Intitolati ad Aleksej Leonov, il primo essere umano a camminare nello spazio, i norvegesi sono attivi da circa 15 anni e mai come ora sembrano essere vicini a quella bellezza che ricercano, segno che la consapevolezza del loro potenziale è un qualcosa che sentono dentro, e a cui hanno dedicato tutti i loro sforzi per riuscire ad ergersi con musicalità sulle macerie della vita in cui noi stiamo a piangere passivamente.

Stomach – Low Demon

Secondo album per il duo statunitense composto da John Hoffman (Weekend Nachos) e Adam Tomlinson (Sea Of Shit, Sick/Tired). Dopo due demo a cavallo tra il 2022 e il 2023, escono alla ribalta con il debut album “Parasite” (2023). Passano due anni ancora, e ce li ritroviamo, oggi, alle prese con “Low Demon”. Il disco è suddiviso in cinque momenti separati che, se sommati, raggiungono la cifra di 40 minuti di devastazione sonora. La stessa che la band chiama “depravazione”, ma che a noi piace modificare in “deprivazione”, dato che è proprio questo il senso di straniamento che ci avvolge a fine ascolto.

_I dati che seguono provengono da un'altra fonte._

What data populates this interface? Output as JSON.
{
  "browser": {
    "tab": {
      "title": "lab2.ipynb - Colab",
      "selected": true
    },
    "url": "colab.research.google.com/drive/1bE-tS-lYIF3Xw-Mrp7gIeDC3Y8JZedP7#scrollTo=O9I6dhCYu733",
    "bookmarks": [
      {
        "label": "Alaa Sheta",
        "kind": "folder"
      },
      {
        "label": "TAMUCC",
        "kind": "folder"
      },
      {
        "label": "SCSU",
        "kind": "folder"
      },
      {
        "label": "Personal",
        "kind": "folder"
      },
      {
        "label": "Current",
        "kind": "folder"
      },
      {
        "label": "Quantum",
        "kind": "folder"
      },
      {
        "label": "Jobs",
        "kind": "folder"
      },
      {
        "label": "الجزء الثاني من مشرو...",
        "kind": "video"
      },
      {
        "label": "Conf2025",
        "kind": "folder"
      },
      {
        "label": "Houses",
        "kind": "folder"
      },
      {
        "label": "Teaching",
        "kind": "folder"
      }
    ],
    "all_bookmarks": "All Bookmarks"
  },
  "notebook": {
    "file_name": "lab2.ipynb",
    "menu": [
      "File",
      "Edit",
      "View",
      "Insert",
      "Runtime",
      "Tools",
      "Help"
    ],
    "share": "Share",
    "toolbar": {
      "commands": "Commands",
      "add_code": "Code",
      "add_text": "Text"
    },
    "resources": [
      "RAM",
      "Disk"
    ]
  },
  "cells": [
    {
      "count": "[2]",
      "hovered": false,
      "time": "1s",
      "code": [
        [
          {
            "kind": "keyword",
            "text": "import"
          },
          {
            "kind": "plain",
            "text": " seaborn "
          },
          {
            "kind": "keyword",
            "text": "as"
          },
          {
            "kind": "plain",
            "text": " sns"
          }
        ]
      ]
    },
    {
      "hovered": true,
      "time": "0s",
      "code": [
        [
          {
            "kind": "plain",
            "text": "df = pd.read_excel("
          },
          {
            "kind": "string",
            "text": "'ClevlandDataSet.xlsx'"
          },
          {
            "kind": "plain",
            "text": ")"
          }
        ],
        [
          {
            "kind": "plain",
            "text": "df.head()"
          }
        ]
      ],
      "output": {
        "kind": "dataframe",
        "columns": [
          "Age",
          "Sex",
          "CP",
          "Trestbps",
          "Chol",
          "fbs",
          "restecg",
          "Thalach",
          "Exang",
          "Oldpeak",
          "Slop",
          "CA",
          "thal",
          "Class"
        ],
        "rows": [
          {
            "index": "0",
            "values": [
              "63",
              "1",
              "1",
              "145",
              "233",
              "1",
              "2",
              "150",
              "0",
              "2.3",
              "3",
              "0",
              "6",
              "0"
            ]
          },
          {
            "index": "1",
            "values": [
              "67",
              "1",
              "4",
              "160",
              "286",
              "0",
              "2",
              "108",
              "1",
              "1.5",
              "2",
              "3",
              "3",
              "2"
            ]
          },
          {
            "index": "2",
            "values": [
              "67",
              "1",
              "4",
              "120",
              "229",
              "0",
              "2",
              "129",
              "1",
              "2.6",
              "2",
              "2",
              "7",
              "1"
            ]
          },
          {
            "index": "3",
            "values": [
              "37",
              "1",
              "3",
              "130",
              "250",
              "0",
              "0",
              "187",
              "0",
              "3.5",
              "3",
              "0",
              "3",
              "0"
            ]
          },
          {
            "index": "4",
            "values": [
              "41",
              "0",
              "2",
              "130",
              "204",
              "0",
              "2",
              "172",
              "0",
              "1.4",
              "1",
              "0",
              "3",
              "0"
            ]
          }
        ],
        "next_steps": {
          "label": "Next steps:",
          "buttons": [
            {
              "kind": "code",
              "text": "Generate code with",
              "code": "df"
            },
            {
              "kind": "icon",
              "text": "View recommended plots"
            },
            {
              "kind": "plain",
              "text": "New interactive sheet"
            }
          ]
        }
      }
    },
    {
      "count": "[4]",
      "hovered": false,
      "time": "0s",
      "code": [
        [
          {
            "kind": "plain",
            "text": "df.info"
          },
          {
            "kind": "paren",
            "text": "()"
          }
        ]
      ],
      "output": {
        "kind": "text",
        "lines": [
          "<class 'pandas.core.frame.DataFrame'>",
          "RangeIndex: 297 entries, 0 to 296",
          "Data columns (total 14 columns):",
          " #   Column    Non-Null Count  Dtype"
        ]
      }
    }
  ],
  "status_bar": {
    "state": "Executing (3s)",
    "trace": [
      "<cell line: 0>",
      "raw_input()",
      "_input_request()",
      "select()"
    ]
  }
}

Detto che, dal vivo, il duo si avvale – per ovvi motivi – dell’apporto di Kirk Syrek (Sick/Tired, Exalted) al basso, diventa innegabile come il muro sonoro eretto dalla band sia un monolitico assalto che soffoca, annienta e ingloba ogni cosa che incontra sul proprio cammino.

Quella degli Stomach è una violenza che si consuma senza fretta, e che sublima un assalto verbale intriso di nichilismo, grazie ad un album decadente per una società decadente che ha corrotto ogni cosa. Alla fine di tutto che cosa resta? Niente più della consapevolezza di aver sopportato fin troppo, e che quel senso di stanchezza è quanto di più reale, ma soprattutto è esattamente quello che avevano in serbo per noi i due statunitensi.

“Low Deomon” è quindi un album che finisce in crescendo, con il brano conclusivo di 17 minuti che rappresenta al meglio l’inferno che abbiamo cercato – forse vanamente – di descrivere finora, un inferno in cui l’abisso diventa realtà, in una trasformazione che non contempla la luce, e che invece sublima l’oscurità avvolgente.